"But don't you see, my pet," Granny said, more calmly; "don't you see what rude questions you asked Dr. Saunders? Oh, I felt ashamed of my little Chris!"

The little beggar at this point crawled to the bottom of his crib.

"I shall stay down here," said a muffled voice. "I shall stay here always and never come back again, as my Granny is so unkind."

"But you must see," she reiterated, addressing a shapeless mass of bed-clothes, "that you asked the kind doctor very naughty questions, and very silly ones too. Did you not understand when Briggs said that he had no head, she meant that he had a bad memory, my child? Did you not understand that? And did you not think how insulting, how very insulting it was to ask him such a question?
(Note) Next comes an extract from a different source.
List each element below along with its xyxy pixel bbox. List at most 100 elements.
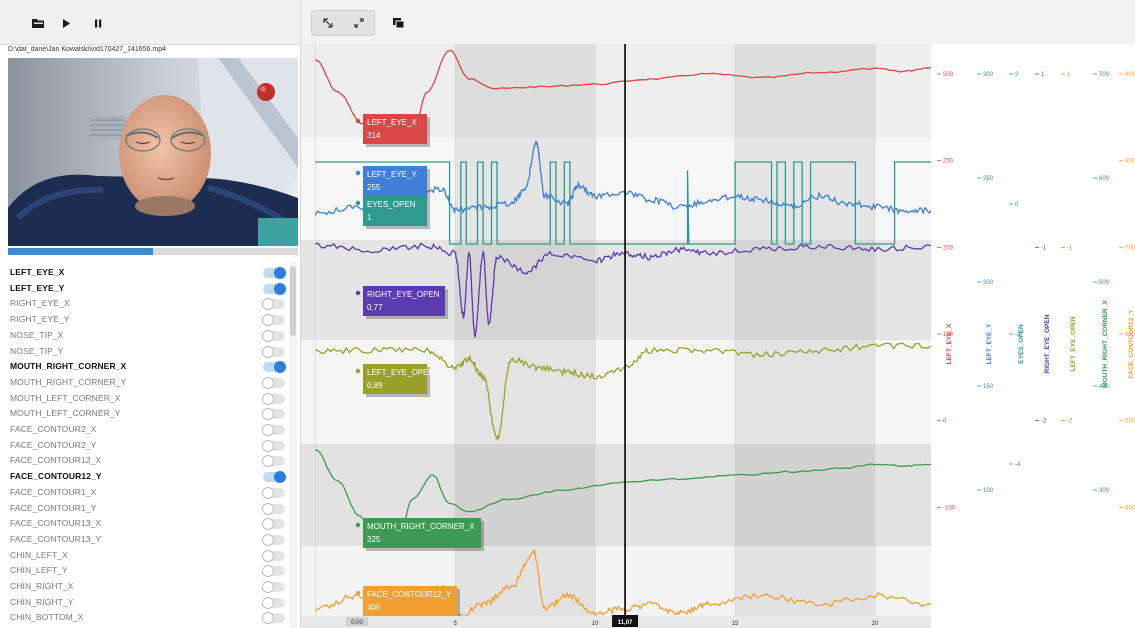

And about the tonic too. Surely, my darling, if you had thought you must have seen that. And, especially, how wrong it was to repeat what you overheard. Does not my pet see what his Granny means?"

The mass of bed-clothes moved impatiently, but there was no reply.

"As for me," put in Briggs with dignity, "I felt as if I was going to sink through the floor, I was that ashamed!"

"Yes, yes, and so were we all," agreed Granny. "Indeed, had not my Chris been ill, I should have felt obliged to punish him for his thoughtlessness. But he is sorry now; that Granny feels sure of. Is he not?"

Her question was received in sullen silence.

"Come, come," she said, "this is not the way I expect my child to behave."

"Nor any other little gentleman either," put in Briggs, with asperity.